In a Billboard op-ed, Best Coast guitarist and lead singer Bethany Cosentino addresses the proliferation of the “Me Too” phenomenon amongst her peers in the indie music scene and beyond, and examines why so many of these stories were underreported until now.
The musician questions the efficacy of social media activism in her op-ed, recalling a time that a former employee assaulted her, only to be told that he should be excused for his behavior. “I am a woman who was harassed and assaulted by a man she employed, only to be told his ‘bad behavior’ was just ‘who he was’ or something he did when he ‘got too drunk.’ I am a woman that experienced assault by a member of my own family as a child, a story I have only recently — at 31 years-old — felt brave enough to discuss with the people closest to me,” she writes.
Cosentino is not the only member of the independent music scene to share her story of sexual assault by a bandmate or coworker. Alice Glass also recently shared that she was raped by her Crystal Castles bandmate Ethan Kath, and it was reported that Real Estate guitarist Matt Mondanile left the band due to allegations of sexual misconduct. Earlier this year, Ben Hopkins of the rock duo PWR BTTM was accused of sexually harassing other members of the LGBTQ community, and the band was subsequently dropped from their record label.

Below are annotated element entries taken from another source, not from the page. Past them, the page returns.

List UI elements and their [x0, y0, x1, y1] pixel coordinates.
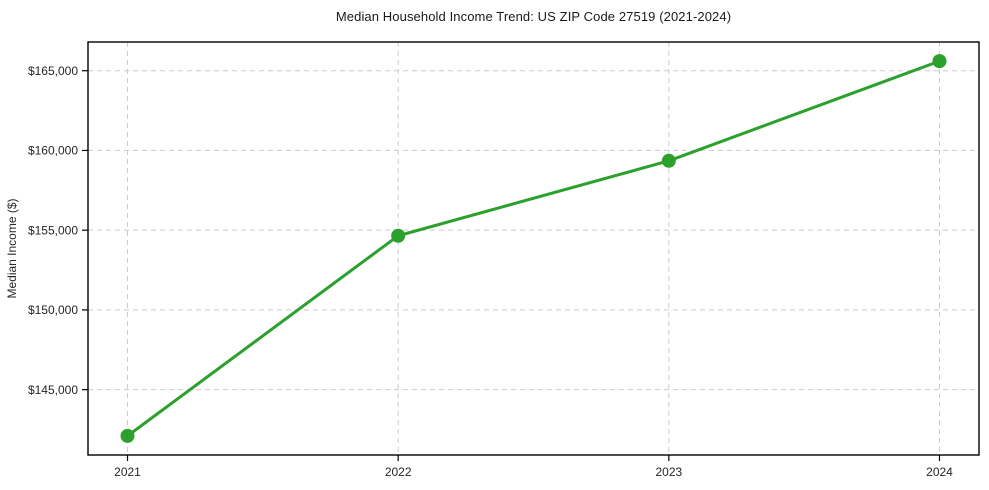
y-tick-label-0: $145,000 — [28, 383, 78, 397]
y-axis-label: Median Income ($) — [5, 198, 19, 298]
trend-line-0 — [126, 59, 941, 438]
y-tick-label-3: $160,000 — [28, 144, 78, 158]
y-tick-label-2: $155,000 — [28, 223, 78, 237]
chart-title: Median Household Income Trend: US ZIP Co… — [335, 9, 732, 24]
data-point-2022 — [391, 228, 406, 243]
x-tick-label-2024: 2024 — [926, 465, 953, 479]
y-tick-label-1: $150,000 — [28, 303, 78, 317]
x-tick-label-2023: 2023 — [655, 465, 682, 479]
data-point-2023 — [661, 153, 676, 168]
x-tick-label-2022: 2022 — [385, 465, 412, 479]
data-point-2021 — [120, 428, 135, 443]
plot-border — [87, 41, 980, 456]
y-tick-label-4: $165,000 — [28, 64, 78, 78]
data-point-2024 — [932, 54, 947, 69]
x-tick-label-2021: 2021 — [114, 465, 141, 479]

Dubbing 2017 “the year of male consequence,” Cosentino prompts the rest of the music industry to realize that the recent outpouring of stories from women who have been sexually assaulted in various subsets of the entertainment industry, and the consequences the assailants may face have been ignored for far too long. “I would like to just address the fact that it took a large group of rich, white, famous women to broadcast this conversation loudly enough for some of those who have chosen to ignore these cries to finally pay attention,” says Cosentino, echoing the statements Jane Fonda made earlier this month on MSNBC, insisting that the reason most people are finally paying attention to the recent barrage of reports is because many of the women assaulted by Weinstein are “famous and white and everybody knows them.” Cosentino asks, “When women of color were screaming their tales of assault and endangerment, where were we? When trans women were telling us their stories, where were we? And why are there still men (and women) all over this country shaking their heads and saying, “well, there’s two sides to every story?””
After Alyssa Milano spread the #MeToo hashtag on social media, encouraging individuals to come forward with their stories of sexual harrassment to demonstrate the magnitude of the issue of sexual assault not just in the entertainment industry, but everywhere, Cosentino found both gratitude and frustration with the responses to the assaults online. “Are our lengthy Instagram captions, hashtags and viral memes making real, physical change?” she asks in her op-ed. “Don’t get me wrong, I am incredibly thankful for the internet at times like this because it does indeed hold people accountable. It provides a place for this conversation to be had and provides proof to those of us that feel scared and alone that we are not.” Cosentino reminds that social media posts do not always predicate action that affects change, but it is vital that there has been a cascade of hashtags and comments online in response to the stories of sexual assault across industries if at least for the sheer importance of breaking a culture of silence.